4 pezzi di porchetta, con crosta e spago annessi: Ca’ del Bosco Vintage Collection Satèn 2009. Aridaje. Come lo scorso anno, ma che devo fare? Ricopio pari pari quanto scritto lo scorso anno, perché quello è. Naso classico Franciacorta Satèn, frutta croccante, pizza appena impastata e in piena lievitazione, fiore bianco. Bocca preziosa, una cucchiaiata di mousse, un boccone pieno, masticabile. Elegantissima nota di ananas, il frutto è un po’ più dolce che al naso, poi una piacevolissima e sorprendente firma di nocciola tostata. Va giù che nemmeno l’acqua dopo la maratona di New York fatta due volte, avanti e indietro, il giorno di ferragosto. Va giù ma non se ne va, rimane in bocca, nel cuore e anche un po’ sull’estratto conto della carta di credito. Ma chissenefrega, ne stappo un’altra. PS. E’ passato un anno ma lui non se ne è proprio accorto.
Sorpresa dell’anno: Vallone di Cecione, Chianti Classico 2012. Oh, eccolo. La bottiglia che mi fa essere felice di essermi appassionato al vino. Qualità e piacevolezza a un costo i-m-b-a-r-a-z-z-a-n-t-e, come sopra. Beva che crea dipendenza, equilibrio impeccabile, freschezza da vendere, vino da comprare.

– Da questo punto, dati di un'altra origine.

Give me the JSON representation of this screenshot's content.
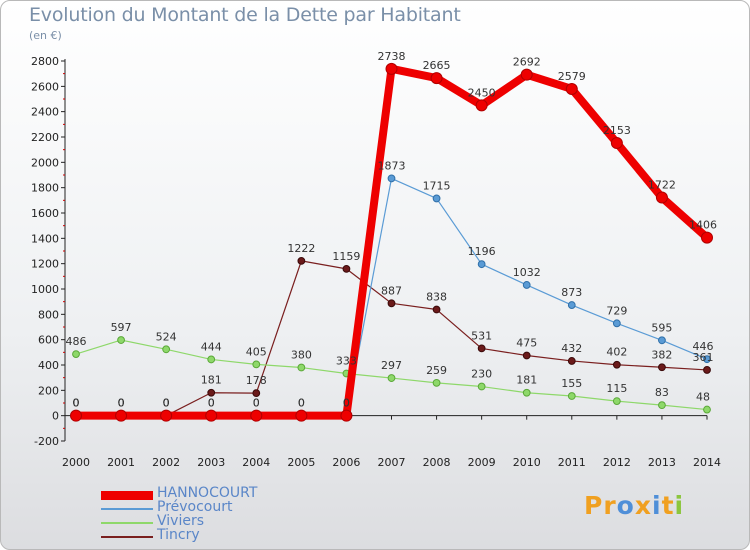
{
  "title": "Evolution du Montant de la Dette par Habitant",
  "unit": "(en €)",
  "logo": {
    "parts": [
      {
        "text": "Pr",
        "color": "#f0a020"
      },
      {
        "text": "o",
        "color": "#4f8fd8"
      },
      {
        "text": "x",
        "color": "#f0a020"
      },
      {
        "text": "i",
        "color": "#4f8fd8"
      },
      {
        "text": "t",
        "color": "#f0a020"
      },
      {
        "text": "i",
        "color": "#8cc63e"
      }
    ]
  },
  "chart_data": {
    "type": "line",
    "x": [
      "2000",
      "2001",
      "2002",
      "2003",
      "2004",
      "2005",
      "2006",
      "2007",
      "2008",
      "2009",
      "2010",
      "2011",
      "2012",
      "2013",
      "2014"
    ],
    "ylim": [
      -200,
      2800
    ],
    "yticks": [
      -200,
      0,
      200,
      400,
      600,
      800,
      1000,
      1200,
      1400,
      1600,
      1800,
      2000,
      2200,
      2400,
      2600,
      2800
    ],
    "grid": false,
    "legend_position": "bottom-left",
    "series": [
      {
        "name": "Tincry",
        "color": "#7a1f1f",
        "values": [
          0,
          0,
          0,
          181,
          178,
          1222,
          1159,
          887,
          838,
          531,
          475,
          432,
          402,
          382,
          361
        ]
      },
      {
        "name": "Viviers",
        "color": "#8ed86a",
        "values": [
          486,
          597,
          524,
          444,
          405,
          380,
          333,
          297,
          259,
          230,
          181,
          155,
          115,
          83,
          48
        ]
      },
      {
        "name": "Prévocourt",
        "color": "#5a9bd5",
        "values": [
          0,
          0,
          0,
          0,
          0,
          0,
          0,
          1873,
          1715,
          1196,
          1032,
          873,
          729,
          595,
          446
        ]
      },
      {
        "name": "HANNOCOURT",
        "color": "#ee0000",
        "values": [
          0,
          0,
          0,
          0,
          0,
          0,
          0,
          2738,
          2665,
          2450,
          2692,
          2579,
          2153,
          1722,
          1406
        ]
      }
    ],
    "legend_order": [
      "HANNOCOURT",
      "Prévocourt",
      "Viviers",
      "Tincry"
    ]
  }
}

Dove alla fine torno: Karmis, Tenuta Contini. E meno male che i matrimoni, oggi, sono in crisi. Questo blend di vernaccia e vermentino continua a darmi piacere e soddisfazione, nonché a farmi fare bella figura perché piace a chiunque lo faccio assaggiare, indipendentemente dai gusti.
Delusione dell’anno: Cervaro della Sala 2012, Antinori. Se scrivessi che non mi è piaciuto, direi probabilmente una falsità. Lo ho definito straordinario e lo rifaccio anche qui. Più che altro è che, sarà una mia fissa, ma quando bevo Antinori ho sempre l’impressione di avere a che fare con vini poco diretti, poco “italiani”, costruiti (salvo in questo senso il Santa Cristina). E poi, a quel prezzo, qualcosa che mi piace di più lo trovo … anche in confezione da 6.